Flirtomatic sees success with in-app commerce
Social networking service Flirtomatic has launched an iPhone application to extend its platform and services – including the selling of virtual goods to consumers and advertising space to brands.
Consumers can buy virtual gifts within the free application to send to other users, as well as buy their own user-generated advertising in the Look At Me section. In that section, consumers bid in real-time auctions, 24-hours a day, to get greater visibility and more attention than rivals.
“The whole iPhone ecosystem is a great route to market,” said Mark Curtis, CEO of Flirtomatic, San Francisco. “The iPhone became our No. 1 phone in November before we even had an app.
“The app provides us with a new way to reach out to iPhone users,” he said. “These days, you can’t release an app and expect downloads – you need to actively market it outside of the App Store.
“It’s the same as a bricks-and-mortar department store – it’s an age-old marketing challenge.”
Flirtomatic is a social mobile service used by consumers 18–30-years- old. It operates a free service across the United States, Britain, Germany and Australia.
The social network has a “freemium” business model and it lets carriers share its revenue from advertising and premium services.
The application is free to download, but customers can buy FlirtPoints to spend on promoting themselves, to find out who has rated them and to send virtual gifts.
According to Flirtomatic, its paying users spend more than $10 per month on average for premium services. The company claims its model yields more money per spending user than any other social network.
Mr. Curtis said the most important aspect of the freemium model is to make the registration process for consumers easy. Brands should also make sure consumers are highly active before trying to sell them anything.
“The trick is to repress the commercial instinct to monetize as quickly as possible, but to give consumers enough to do to make the service sticky and to sell them things around the edges,” Mr. Curtis said. “For example, it’s like a park: You can enter and walk around the park for free, you can play Frisbee, you can sunbathe, but if you want an ice cream or some sunblock, you have to pay.
“The second most important thing is to weave product sales into the process of interaction and not simply put consumers in a shop,” he said. “Make it seamless and experiential.”
Mr. Curtis said that Flirtomatic has found that mobile users are 2.5 times more likely to pay than Web users.
However, the social network said it still sees a very attractive conversion to payment on the Web.
Flirtomatic mobile users log in an average of seven times a day and send more than 30 messages daily.
The application is an extension of the services that have already been on-deck with most major carriers.
Winks go a long way
There are already more than 1.8 million profiles in the Flirtomatic network.
Consumers can find users who live nearby and search by gender, age, interests and flirting preference.
The application also lets consumers chat live with free messages or paid virtual gifts, kisses or winks to start a conversation.
Users can also send a flirtbomb to hit many flirts in one fell swoop and watch the responses come in.

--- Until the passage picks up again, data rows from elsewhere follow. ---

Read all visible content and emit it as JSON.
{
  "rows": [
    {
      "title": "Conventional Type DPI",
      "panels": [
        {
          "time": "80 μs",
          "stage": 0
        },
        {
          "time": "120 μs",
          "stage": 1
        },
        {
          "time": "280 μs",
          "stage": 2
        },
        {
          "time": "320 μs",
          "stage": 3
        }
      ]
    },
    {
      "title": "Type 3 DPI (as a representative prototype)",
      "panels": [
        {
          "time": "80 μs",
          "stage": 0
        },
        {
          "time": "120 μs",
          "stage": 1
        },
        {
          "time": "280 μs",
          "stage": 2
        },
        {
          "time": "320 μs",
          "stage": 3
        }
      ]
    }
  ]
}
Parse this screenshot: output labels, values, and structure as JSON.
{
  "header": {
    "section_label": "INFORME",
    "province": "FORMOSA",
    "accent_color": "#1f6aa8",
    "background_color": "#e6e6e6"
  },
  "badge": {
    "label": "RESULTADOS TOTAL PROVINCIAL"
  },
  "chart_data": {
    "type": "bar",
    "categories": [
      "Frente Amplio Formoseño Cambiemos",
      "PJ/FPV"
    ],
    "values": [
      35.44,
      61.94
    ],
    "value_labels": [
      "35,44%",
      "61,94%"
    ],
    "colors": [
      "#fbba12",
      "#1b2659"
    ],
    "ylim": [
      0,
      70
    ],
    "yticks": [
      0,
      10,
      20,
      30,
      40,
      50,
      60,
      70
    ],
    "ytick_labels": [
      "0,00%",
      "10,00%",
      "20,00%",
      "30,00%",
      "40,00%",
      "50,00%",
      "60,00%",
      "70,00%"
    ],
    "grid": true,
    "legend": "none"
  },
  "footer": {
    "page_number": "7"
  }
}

The application also features a top-rated gallery. There, consumers can find the most popular and the most generous users on Flirtomatic.
Flirtomatic content is screened to have a PG rating. There is nothing inappropriate and no adult advertising, to ensure this it is actively moderated and all content is approved by social network.
Mr. Curtis said the virtual goods sector has untapped potential.
“We sold 1 million goods last year, in Britain,” Mr. Curtis said. “We sold 20,000 Christmas stockings recently.
“We even sold virtual ice cubes to the Brits last summer,” he said. “We are only limited by our imagination.”